Yesterday, Nationwide's News Editor Arthur Hall noted that the news team's continuous hard work had paid off. "We are pleased we were appreciated by the judges who were senior members of the profession," he said.
Meanwhile, Television Jamaica's (TVJ) Carol Francis also won the Fair Play Certificate of Merit in the electronic media for placing third with her entry: "A Child's Perspective On HIV/AIDS". She also received $5,000 cash.
The annual Excellence In Media Forum seeks to enhance the on-going development of journalists across the media landscape by providing opportunities for practitioners to discuss, with their peers, responses to global developments that are impacting the way the media operate.
Keynote speakers at each year's lecture is a noted journalist from the print or electronic media in the Caribbean, North America or the United Kingdom.
Yesterday's guest speaker was Leon Dash, Professor of Journalism and African-American studies at the University of Illinois. Professor Dash is a pioneer in immersion journalism - the method which allows a reporter to live among story subjects and gather the story over a period of years.
Using his series "When Children Want Children," as a case study, the professor told journalist and media practitioners that his desire to do the study in 1984 was to help the black race in his community which he thought was at a disadvantage because of high rate of pregnancies among teenagers and young adult women.
Returning from Angola in 1984, where he had spent five years doing research on the guerrilla movement in that country, Professor Dash said a friend told him that 53 per cent of black American children were born to single parents in 1983, and that more than one-third of these single mothers were adolescent girls growing up in urban poverty.
His interest being aroused, Professor Dash said he then contacted the National Institute of Health in Washington where he was told that the figures were indeed true and were growing.
He said he focused his study on the Washington Highlands which had the highest number of adolescent child births, and where 26 per cent of its 19,000 residents lived below the Federal subsistence standards.

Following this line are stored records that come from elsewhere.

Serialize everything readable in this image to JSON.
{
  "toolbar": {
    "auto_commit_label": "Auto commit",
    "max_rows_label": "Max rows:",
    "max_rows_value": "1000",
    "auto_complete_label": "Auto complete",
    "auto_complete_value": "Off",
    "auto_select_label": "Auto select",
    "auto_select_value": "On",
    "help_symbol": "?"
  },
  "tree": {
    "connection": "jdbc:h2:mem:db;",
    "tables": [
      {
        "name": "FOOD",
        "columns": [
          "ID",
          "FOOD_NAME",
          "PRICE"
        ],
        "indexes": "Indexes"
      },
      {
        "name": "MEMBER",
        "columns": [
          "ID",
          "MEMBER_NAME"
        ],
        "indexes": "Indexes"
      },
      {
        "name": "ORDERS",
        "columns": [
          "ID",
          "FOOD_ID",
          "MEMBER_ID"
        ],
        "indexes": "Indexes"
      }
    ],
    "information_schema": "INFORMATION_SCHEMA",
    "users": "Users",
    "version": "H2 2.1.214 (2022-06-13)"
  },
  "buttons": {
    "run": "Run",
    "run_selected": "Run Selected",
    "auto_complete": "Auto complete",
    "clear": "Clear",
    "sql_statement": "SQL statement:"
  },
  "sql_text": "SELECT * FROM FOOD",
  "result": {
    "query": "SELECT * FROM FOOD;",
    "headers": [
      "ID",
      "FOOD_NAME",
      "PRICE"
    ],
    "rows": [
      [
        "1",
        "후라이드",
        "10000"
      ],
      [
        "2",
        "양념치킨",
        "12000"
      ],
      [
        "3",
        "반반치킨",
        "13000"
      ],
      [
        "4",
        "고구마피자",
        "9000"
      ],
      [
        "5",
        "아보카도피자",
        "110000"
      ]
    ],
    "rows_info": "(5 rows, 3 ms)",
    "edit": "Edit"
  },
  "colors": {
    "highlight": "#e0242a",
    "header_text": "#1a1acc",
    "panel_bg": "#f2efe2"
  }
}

"One of the things that concerned me was that I knew that if adolescent girls at young ages growing up in poverty, were having children at such early ages, that meant their children would be adversely affected and have little chances of climbing out of poverty themselves, and that it would become an inter-generational phenomenon," Professor Dash said.
According to him, he spent 17 months interviewing six families, with some of these family members lying in their responses to questions. He said he also used between eight and 16 hours recording interviews, and ended up doing 67 two-hour interviews.
Professor Dash who told the audience that he lived in a roach-infested apartment while conducting his study, said none of the black women he interviewed said their pregnancies were intentional to enhance their self-esteem. Both mother and father felt once they had a child they were immediately became adults, he said.
But the stark reality to this thinking, the professor said, was that 50 per cent of these mothers between 13 and 17 years had a second child within two years of having their first child.
For his "Rosa Lee" story - a four-year study of an underclass family - Professor Dash won a Pulitzer Prize in 1995, and in March 1999, New York University's Journalism Department selected the story as one of the best 100 works in 20th century American journalism.